Par sa visée didactique et sa clarté, cet ouvrage s'apparente à un manuel universitaire ; il a pour objectif de situer la réflexion économique contemporaine en montrant son application aux problèmes essentiels de nos sociétés et tout particulièrement son adaptation, délicate, à leur numérisation.
Ecrit en un français limpide, sans anglicisme ni jargon, l'ouvrage aborde les questions fondamentales de l'économie parmi lesquelles l'auteur a retenu celles du marché et de la morale, de la modernisation de l'Etat, de la gouvernance de l'entreprise, de l'Europe, des crises financières, de la régulation sectorielle, du financement de l'innovation, de la propriété intellectuelle (le cas des patent trolls), du service public et de la concurrence : le numérique bouleverse toute la science économique...

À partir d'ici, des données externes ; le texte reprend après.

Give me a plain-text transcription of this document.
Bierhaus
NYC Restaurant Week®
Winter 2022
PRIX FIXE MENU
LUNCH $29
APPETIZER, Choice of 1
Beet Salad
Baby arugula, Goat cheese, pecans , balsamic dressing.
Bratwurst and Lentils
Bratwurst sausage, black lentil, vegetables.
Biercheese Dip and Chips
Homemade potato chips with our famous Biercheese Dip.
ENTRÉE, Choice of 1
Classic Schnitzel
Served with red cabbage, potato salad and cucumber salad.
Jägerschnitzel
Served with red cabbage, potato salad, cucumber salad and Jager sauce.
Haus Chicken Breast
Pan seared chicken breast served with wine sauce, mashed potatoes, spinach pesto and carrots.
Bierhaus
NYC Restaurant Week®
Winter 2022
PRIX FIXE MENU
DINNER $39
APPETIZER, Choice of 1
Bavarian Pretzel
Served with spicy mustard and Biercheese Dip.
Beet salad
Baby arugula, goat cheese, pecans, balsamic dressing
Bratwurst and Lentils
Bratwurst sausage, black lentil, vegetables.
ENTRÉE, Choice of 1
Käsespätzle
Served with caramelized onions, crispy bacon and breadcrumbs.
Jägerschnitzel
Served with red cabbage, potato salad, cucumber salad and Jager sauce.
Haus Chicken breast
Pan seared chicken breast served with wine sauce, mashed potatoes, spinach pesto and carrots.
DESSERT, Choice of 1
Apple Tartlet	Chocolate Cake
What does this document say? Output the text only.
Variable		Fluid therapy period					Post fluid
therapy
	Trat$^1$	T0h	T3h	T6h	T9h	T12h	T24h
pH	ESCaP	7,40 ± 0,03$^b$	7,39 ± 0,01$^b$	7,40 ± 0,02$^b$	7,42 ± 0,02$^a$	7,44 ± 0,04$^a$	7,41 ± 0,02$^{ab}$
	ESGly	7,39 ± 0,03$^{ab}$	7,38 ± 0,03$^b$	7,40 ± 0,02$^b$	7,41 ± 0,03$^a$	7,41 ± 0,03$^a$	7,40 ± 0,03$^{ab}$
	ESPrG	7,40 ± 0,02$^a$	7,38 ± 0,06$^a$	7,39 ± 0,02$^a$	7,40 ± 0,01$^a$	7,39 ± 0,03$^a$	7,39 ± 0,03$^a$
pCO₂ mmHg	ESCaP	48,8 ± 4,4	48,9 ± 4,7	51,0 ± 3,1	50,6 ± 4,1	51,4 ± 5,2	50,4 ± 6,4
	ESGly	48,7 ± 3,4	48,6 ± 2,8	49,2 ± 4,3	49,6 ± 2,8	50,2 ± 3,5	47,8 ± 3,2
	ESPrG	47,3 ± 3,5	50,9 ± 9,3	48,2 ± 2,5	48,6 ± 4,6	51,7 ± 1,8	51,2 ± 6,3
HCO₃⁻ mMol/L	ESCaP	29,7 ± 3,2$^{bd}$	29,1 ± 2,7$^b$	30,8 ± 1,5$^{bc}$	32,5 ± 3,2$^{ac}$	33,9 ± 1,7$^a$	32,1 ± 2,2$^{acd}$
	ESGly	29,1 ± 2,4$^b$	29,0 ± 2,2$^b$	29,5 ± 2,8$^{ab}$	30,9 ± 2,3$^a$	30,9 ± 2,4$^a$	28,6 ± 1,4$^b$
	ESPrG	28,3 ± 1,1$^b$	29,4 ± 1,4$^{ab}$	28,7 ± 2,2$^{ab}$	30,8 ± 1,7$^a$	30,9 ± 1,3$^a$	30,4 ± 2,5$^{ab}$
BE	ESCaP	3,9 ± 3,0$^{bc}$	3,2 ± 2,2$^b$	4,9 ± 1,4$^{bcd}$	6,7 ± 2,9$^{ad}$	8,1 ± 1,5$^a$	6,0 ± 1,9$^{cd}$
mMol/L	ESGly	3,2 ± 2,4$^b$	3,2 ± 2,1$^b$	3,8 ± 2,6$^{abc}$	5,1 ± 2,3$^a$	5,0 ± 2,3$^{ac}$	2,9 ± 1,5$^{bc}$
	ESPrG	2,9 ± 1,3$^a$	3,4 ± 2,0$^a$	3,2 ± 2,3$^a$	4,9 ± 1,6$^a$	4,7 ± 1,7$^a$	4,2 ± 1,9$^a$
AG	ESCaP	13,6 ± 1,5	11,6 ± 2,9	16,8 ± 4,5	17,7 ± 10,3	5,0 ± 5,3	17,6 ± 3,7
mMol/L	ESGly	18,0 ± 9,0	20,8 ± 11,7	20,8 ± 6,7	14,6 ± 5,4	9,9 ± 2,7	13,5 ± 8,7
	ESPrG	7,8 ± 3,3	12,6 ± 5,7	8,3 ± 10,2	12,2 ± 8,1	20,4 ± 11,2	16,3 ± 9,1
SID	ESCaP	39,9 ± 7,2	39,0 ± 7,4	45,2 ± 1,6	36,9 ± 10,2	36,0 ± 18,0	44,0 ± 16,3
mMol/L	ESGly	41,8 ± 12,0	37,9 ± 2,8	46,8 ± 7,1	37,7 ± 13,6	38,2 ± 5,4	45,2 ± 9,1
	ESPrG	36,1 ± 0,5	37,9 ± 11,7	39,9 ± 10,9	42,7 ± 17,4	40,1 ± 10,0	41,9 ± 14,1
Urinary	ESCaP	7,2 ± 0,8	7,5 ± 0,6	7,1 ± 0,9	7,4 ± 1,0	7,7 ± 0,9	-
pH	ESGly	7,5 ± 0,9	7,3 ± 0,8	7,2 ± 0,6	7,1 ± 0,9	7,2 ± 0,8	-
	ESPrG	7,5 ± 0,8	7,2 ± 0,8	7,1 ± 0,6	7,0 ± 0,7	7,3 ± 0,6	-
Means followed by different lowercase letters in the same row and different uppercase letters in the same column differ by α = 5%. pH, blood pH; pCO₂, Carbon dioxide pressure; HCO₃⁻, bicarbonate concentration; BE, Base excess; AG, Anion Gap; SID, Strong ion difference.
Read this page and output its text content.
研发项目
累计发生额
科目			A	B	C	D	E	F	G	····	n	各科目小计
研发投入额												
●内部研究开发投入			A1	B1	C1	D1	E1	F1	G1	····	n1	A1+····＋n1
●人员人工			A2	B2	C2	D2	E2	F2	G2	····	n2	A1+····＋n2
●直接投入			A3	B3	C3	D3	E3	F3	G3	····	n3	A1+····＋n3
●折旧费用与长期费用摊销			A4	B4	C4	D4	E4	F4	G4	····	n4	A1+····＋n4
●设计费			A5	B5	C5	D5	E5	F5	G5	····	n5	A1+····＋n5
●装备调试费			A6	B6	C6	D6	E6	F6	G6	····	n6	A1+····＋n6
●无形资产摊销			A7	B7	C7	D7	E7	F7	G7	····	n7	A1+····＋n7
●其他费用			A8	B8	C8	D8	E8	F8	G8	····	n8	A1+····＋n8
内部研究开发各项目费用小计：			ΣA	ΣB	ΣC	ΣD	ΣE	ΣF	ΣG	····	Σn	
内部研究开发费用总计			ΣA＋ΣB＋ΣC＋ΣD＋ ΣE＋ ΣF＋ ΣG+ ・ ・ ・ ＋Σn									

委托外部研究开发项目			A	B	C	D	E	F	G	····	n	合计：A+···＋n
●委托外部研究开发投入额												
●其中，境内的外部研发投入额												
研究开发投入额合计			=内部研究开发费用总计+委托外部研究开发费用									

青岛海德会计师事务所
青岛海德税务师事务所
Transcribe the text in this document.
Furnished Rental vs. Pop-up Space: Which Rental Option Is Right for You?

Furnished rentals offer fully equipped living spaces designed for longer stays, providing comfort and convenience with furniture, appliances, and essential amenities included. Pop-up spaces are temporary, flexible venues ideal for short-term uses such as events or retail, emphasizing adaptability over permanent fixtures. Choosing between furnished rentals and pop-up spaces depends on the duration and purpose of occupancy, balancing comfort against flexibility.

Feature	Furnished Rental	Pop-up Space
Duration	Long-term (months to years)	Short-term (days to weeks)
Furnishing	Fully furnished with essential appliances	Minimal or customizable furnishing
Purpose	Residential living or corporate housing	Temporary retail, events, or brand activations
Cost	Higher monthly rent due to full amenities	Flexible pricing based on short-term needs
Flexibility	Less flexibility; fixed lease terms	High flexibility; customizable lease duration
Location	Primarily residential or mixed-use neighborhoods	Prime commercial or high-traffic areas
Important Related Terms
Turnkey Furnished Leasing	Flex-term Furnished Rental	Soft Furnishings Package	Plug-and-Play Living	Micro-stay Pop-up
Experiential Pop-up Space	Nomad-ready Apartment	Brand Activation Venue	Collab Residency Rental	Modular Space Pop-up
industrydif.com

Surtout, Jean Tirole souligne les "défis sociétaux" de l'économie numérique. Le quinzième chapitre commence ainsi par la confiance et "l'acceptabilité sociale du numérique" et de l'usage des données. "La confiance est non seulement liée à la compétence, mais aussi à l'absence de conflits d'intérêt", rappelle d'emblée l'auteur. Peut-on avoir confiance dans les recommandations ?
Vient le lancinant problème clé de l'économie numérique : qui est propriétaire des données, qui a le droit de les revendre ? Quelles barrières à l'entrée dans l'économie numérique cette propriété des données élève-t-elle ? L'auteur insiste sur la nécessité de séparer la fourniture des données, souvent involontaire et non perçue (par le client, le patient, l'usager, etc.), d'une part, et le traitement de ces données (par une entreprise spécialisée) d'autre part.
Prenant l'exemple de l'assurance, il évoque la dialectique de l'aléa moral et de l'antisélection, de la mutualisation du risque et de l'indispensable responsabilisation (que traduit le niveau des franchises). "L'information tue l'assurance" car elle incite à sélectionner les plus faibles risques. Quelle évolution de l'assurance est compatible avec le développement des sciences médicales et sociales qui fournissent des informations sur le risque de santé ? Les futures sociétés d'assurance seront-elles celles qui détiendront le plus d'information sur la population, sa santé et ses styles de vie (Google, Amazon, Facebook) ? Quel rôle pour les politiques de santé publique, d'éducation et de prévention ? L'auteur évoque aussi le danger de distorsion de concurrence si l'Etat ne veille pas à l'équité des modèles économiques devant les charges sociales, l'impôt sur le revenu : le cas d'Uber, et de bien d'autres optimisations fiscales pratiquées en Europe viennent à l'esprit.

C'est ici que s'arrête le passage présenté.